初挽看着那釉里红瓷盘上精美的缠枝牡丹纹,感慨:“这件瓷器能够破而重圆,本身就是历史的一个奇迹了。”
易铁生:“我看看,把他们拼凑起来。”
初挽:“好!”
说着,两个人一起干,先把那几件瓷片都放到了低浓度的专用消毒液中,因为怕损害上面的彩,初挽特意稀释了多倍。
这么泡了大概两天后,他们将这瓷片取出来,这时候几片瓷器已经光洁如新了,上面的一些小冲不见了,不过还残留着一些锈迹,这应该是填埋过程中碰到了什么金属物质导致的。
他们又把瓷片放到浓盐酸中,让浓盐酸缓慢地溶解了那锈迹。
这个时候,他
们把那几片瓷器仔细地擦拭过后,又小心地修位对齐,再用大漆仔细粘好。
当终于完工后,两个人看着眼前这洪武釉里红缠枝牡丹纹瓷盘,心里不由发出赞叹。
胎质坚硬细润,造型典雅大方,线条流畅自然,颜色更是莹润透亮,这就是洪武釉里红的美,是在破碎中凸显出的优雅,是在历史中突围而出的古朴,是经受了磨砺和岁月考验后的厚重。

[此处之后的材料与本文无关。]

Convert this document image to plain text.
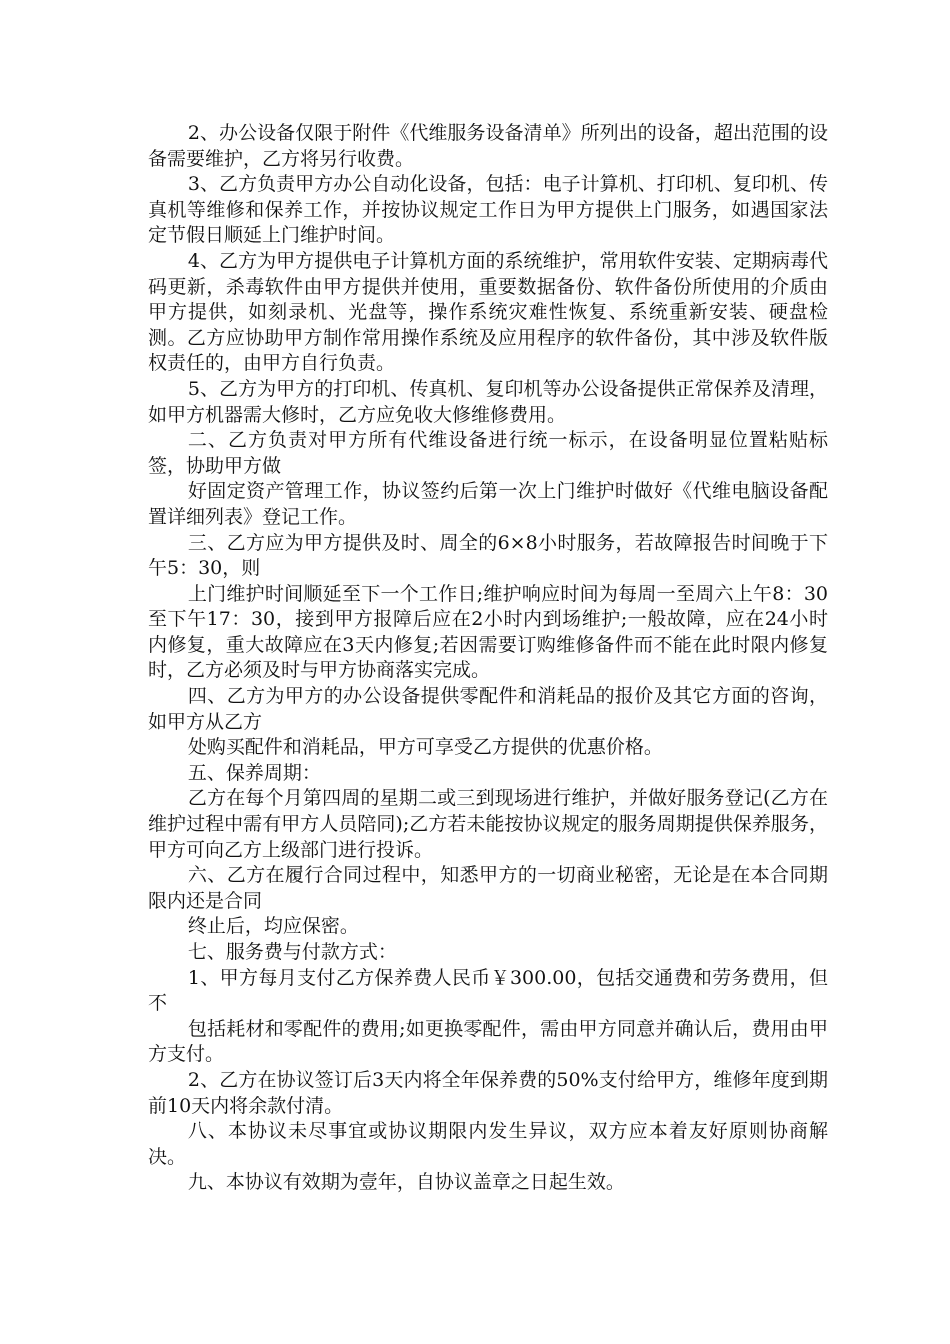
2、办公设备仅限于附件《代维服务设备清单》所列出的设备，超出范围的设备需要维护，乙方将另行收费。

3、乙方负责甲方办公自动化设备，包括：电子计算机、打印机、复印机、传真机等维修和保养工作，并按协议规定工作日为甲方提供上门服务，如遇国家法定节假日顺延上门维护时间。

4、乙方为甲方提供电子计算机方面的系统维护，常用软件安装、定期病毒代码更新，杀毒软件由甲方提供并使用，重要数据备份、软件备份所使用的介质由甲方提供，如刻录机、光盘等，操作系统灾难性恢复、系统重新安装、硬盘检测。乙方应协助甲方制作常用操作系统及应用程序的软件备份，其中涉及软件版权责任的，由甲方自行负责。

5、乙方为甲方的打印机、传真机、复印机等办公设备提供正常保养及清理，如甲方机器需大修时，乙方应免收大修维修费用。

二、乙方负责对甲方所有代维设备进行统一标示，在设备明显位置粘贴标签，协助甲方做

好固定资产管理工作，协议签约后第一次上门维护时做好《代维电脑设备配置详细列表》登记工作。

三、乙方应为甲方提供及时、周全的6×8小时服务，若故障报告时间晚于下午5：30，则

上门维护时间顺延至下一个工作日;维护响应时间为每周一至周六上午8：30至下午17：30，接到甲方报障后应在2小时内到场维护;一般故障，应在24小时内修复，重大故障应在3天内修复;若因需要订购维修备件而不能在此时限内修复时，乙方必须及时与甲方协商落实完成。

四、乙方为甲方的办公设备提供零配件和消耗品的报价及其它方面的咨询，如甲方从乙方

处购买配件和消耗品，甲方可享受乙方提供的优惠价格。

五、保养周期：

乙方在每个月第四周的星期二或三到现场进行维护，并做好服务登记(乙方在维护过程中需有甲方人员陪同);乙方若未能按协议规定的服务周期提供保养服务，甲方可向乙方上级部门进行投诉。

六、乙方在履行合同过程中，知悉甲方的一切商业秘密，无论是在本合同期限内还是合同

终止后，均应保密。

七、服务费与付款方式：

1、甲方每月支付乙方保养费人民币￥300.00，包括交通费和劳务费用，但不

包括耗材和零配件的费用;如更换零配件，需由甲方同意并确认后，费用由甲方支付。

2、乙方在协议签订后3天内将全年保养费的50%支付给甲方，维修年度到期前10天内将余款付清。

八、本协议未尽事宜或协议期限内发生异议，双方应本着友好原则协商解决。

九、本协议有效期为壹年，自协议盖章之日起生效。
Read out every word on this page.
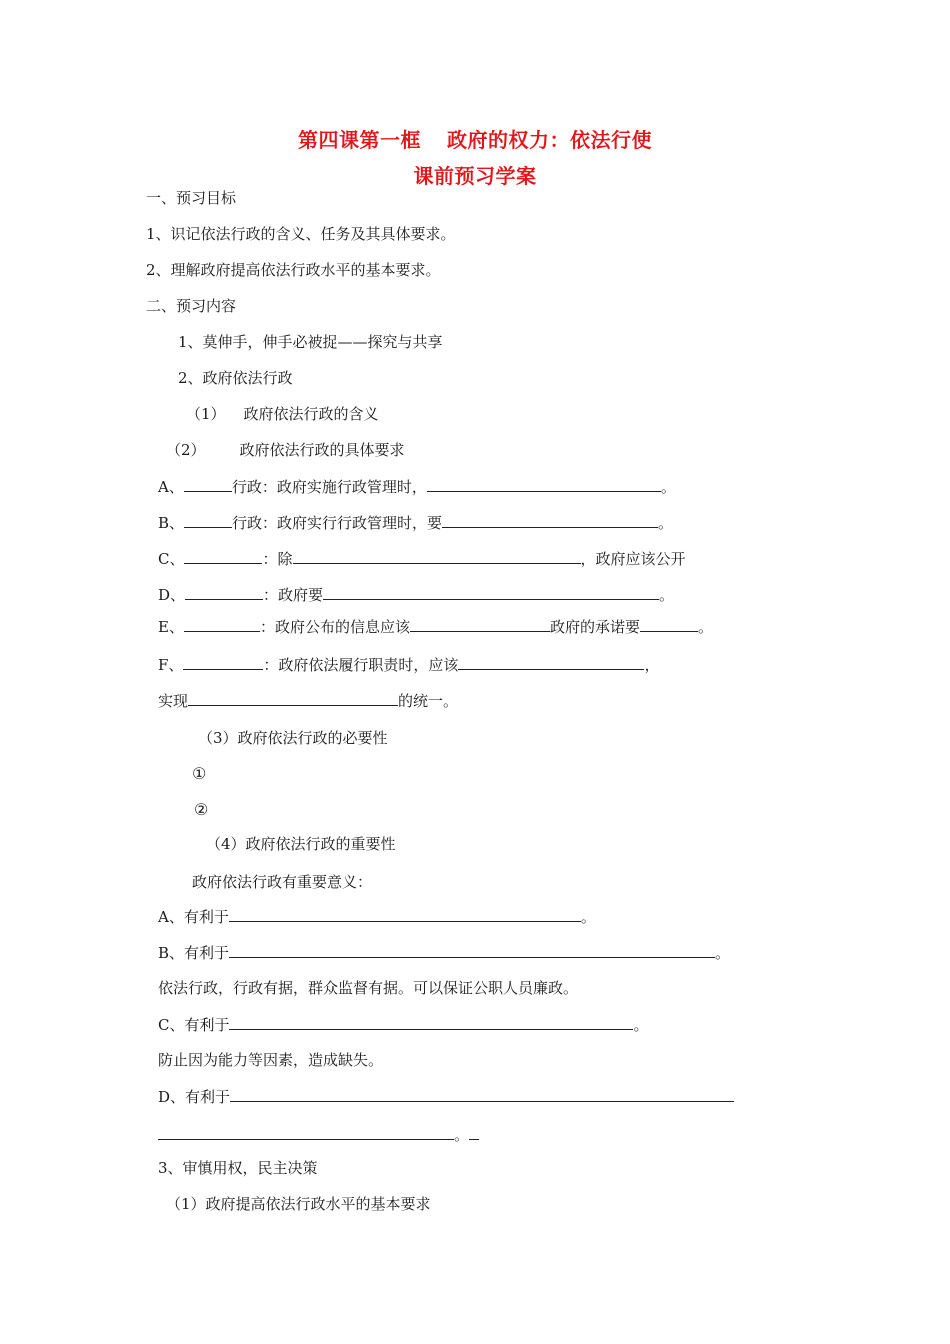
第四课第一框 政府的权力：依法行使
课前预习学案
一、预习目标
1、识记依法行政的含义、任务及其具体要求。
2、理解政府提高依法行政水平的基本要求。
二、预习内容
1、莫伸手，伸手必被捉——探究与共享
2、政府依法行政
（1） 政府依法行政的含义
（2） 政府依法行政的具体要求
A、	行政：政府实施行政管理时，	。
B、	行政：政府实行行政管理时，要	。
C、	：除	，政府应该公开
D、	：政府要	。
E、	：政府公布的信息应该	政府的承诺要	。
F、	：政府依法履行职责时，应该	，
实现	的统一。
（3）政府依法行政的必要性
①
②
（4）政府依法行政的重要性
政府依法行政有重要意义：
A、有利于	。
B、有利于	。
依法行政，行政有据，群众监督有据。可以保证公职人员廉政。
C、有利于	。
防止因为能力等因素，造成缺失。
D、有利于
。
3、审慎用权，民主决策
（1）政府提高依法行政水平的基本要求
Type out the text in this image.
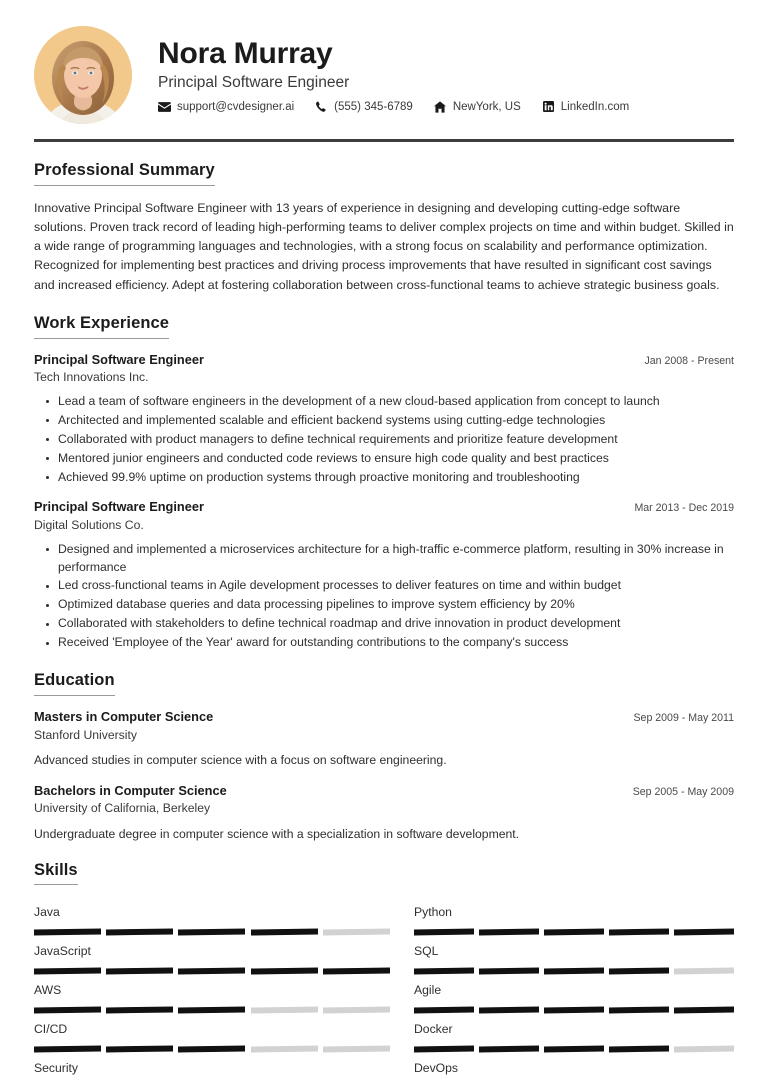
Nora Murray
Principal Software Engineer
support@cvdesigner.ai	(555) 345-6789	NewYork, US	LinkedIn.com
Professional Summary
Innovative Principal Software Engineer with 13 years of experience in designing and developing cutting-edge software solutions. Proven track record of leading high-performing teams to deliver complex projects on time and within budget. Skilled in a wide range of programming languages and technologies, with a strong focus on scalability and performance optimization. Recognized for implementing best practices and driving process improvements that have resulted in significant cost savings and increased efficiency. Adept at fostering collaboration between cross-functional teams to achieve strategic business goals.
Work Experience
Principal Software Engineer	Jan 2008 - Present
Tech Innovations Inc.
Lead a team of software engineers in the development of a new cloud-based application from concept to launch
Architected and implemented scalable and efficient backend systems using cutting-edge technologies
Collaborated with product managers to define technical requirements and prioritize feature development
Mentored junior engineers and conducted code reviews to ensure high code quality and best practices
Achieved 99.9% uptime on production systems through proactive monitoring and troubleshooting
Principal Software Engineer	Mar 2013 - Dec 2019
Digital Solutions Co.
Designed and implemented a microservices architecture for a high-traffic e-commerce platform, resulting in 30% increase in performance
Led cross-functional teams in Agile development processes to deliver features on time and within budget
Optimized database queries and data processing pipelines to improve system efficiency by 20%
Collaborated with stakeholders to define technical roadmap and drive innovation in product development
Received 'Employee of the Year' award for outstanding contributions to the company's success
Education
Masters in Computer Science	Sep 2009 - May 2011
Stanford University
Advanced studies in computer science with a focus on software engineering.
Bachelors in Computer Science	Sep 2005 - May 2009
University of California, Berkeley
Undergraduate degree in computer science with a specialization in software development.
Skills
Java	Python
JavaScript	SQL
AWS	Agile
CI/CD	Docker
Security	DevOps
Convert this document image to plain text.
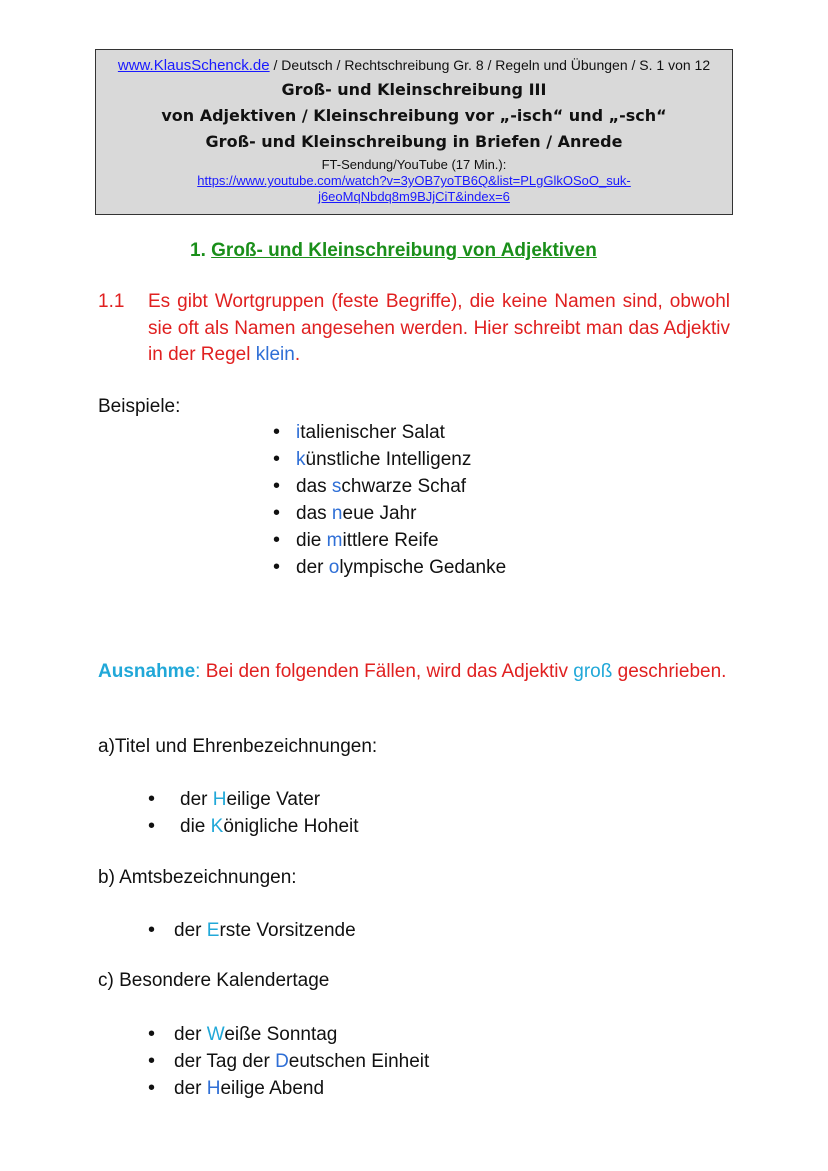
www.KlausSchenck.de / Deutsch / Rechtschreibung Gr. 8 / Regeln und Übungen / S. 1 von 12
Groß- und Kleinschreibung III
von Adjektiven / Kleinschreibung vor „-isch“ und „-sch“
Groß- und Kleinschreibung in Briefen / Anrede
FT-Sendung/YouTube (17 Min.):
https://www.youtube.com/watch?v=3yOB7yoTB6Q&list=PLgGlkOSoO_suk-
j6eoMqNbdq8m9BJjCiT&index=6
1. Groß- und Kleinschreibung von Adjektiven
1.1 Es gibt Wortgruppen (feste Begriffe), die keine Namen sind, obwohl sie oft als Namen angesehen werden. Hier schreibt man das Adjektiv in der Regel klein.
Beispiele:
• italienischer Salat
• künstliche Intelligenz
• das schwarze Schaf
• das neue Jahr
• die mittlere Reife
• der olympische Gedanke
Ausnahme: Bei den folgenden Fällen, wird das Adjektiv groß geschrieben.
a)Titel und Ehrenbezeichnungen:
• der Heilige Vater
• die Königliche Hoheit
b) Amtsbezeichnungen:
• der Erste Vorsitzende
c) Besondere Kalendertage
• der Weiße Sonntag
• der Tag der Deutschen Einheit
• der Heilige Abend
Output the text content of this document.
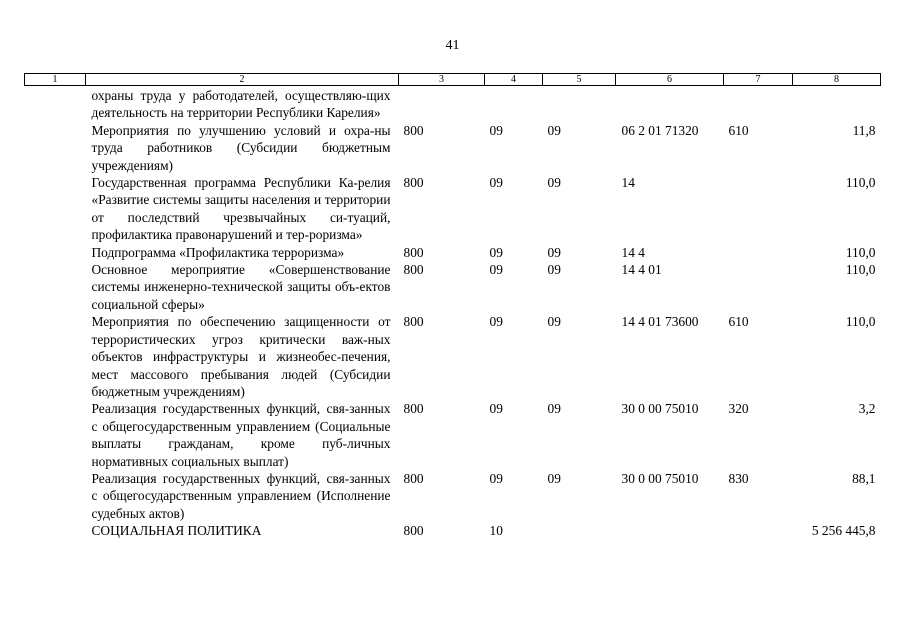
41
1	2	3	4	5	6	7	8
	охраны труда у работодателей, осуществляю-щих деятельность на территории Республики Карелия»						
	Мероприятия по улучшению условий и охра-ны труда работников (Субсидии бюджетным учреждениям)	800	09	09	06 2 01 71320	610	11,8
	Государственная программа Республики Ка-релия «Развитие системы защиты населения и территории от последствий чрезвычайных си-туаций, профилактика правонарушений и тер-роризма»	800	09	09	14		110,0
	Подпрограмма «Профилактика терроризма»	800	09	09	14 4		110,0
	Основное мероприятие «Совершенствование системы инженерно-технической защиты объ-ектов социальной сферы»	800	09	09	14 4 01		110,0
	Мероприятия по обеспечению защищенности от террористических угроз критически важ-ных объектов инфраструктуры и жизнеобес-печения, мест массового пребывания людей (Субсидии бюджетным учреждениям)	800	09	09	14 4 01 73600	610	110,0
	Реализация государственных функций, свя-занных с общегосударственным управлением (Социальные выплаты гражданам, кроме пуб-личных нормативных социальных выплат)	800	09	09	30 0 00 75010	320	3,2
	Реализация государственных функций, свя-занных с общегосударственным управлением (Исполнение судебных актов)	800	09	09	30 0 00 75010	830	88,1
	СОЦИАЛЬНАЯ ПОЛИТИКА	800	10				5 256 445,8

因为曾经在历史的云烟中破碎,曾经在现代挖掘机的粗暴中逃生,这份破碎的美孱弱却坚韧,犹如陈年老酒,愈久而弥新。
两个人对视一眼后,都感觉到了对方从心底散发出的喜悦。
玩瓷片,能得到这样的收获,不说其中巨大的经济利益,只说如今破碎重圆的满足感和成就感,就足以让两个人为之心神摇曳,不能自拔。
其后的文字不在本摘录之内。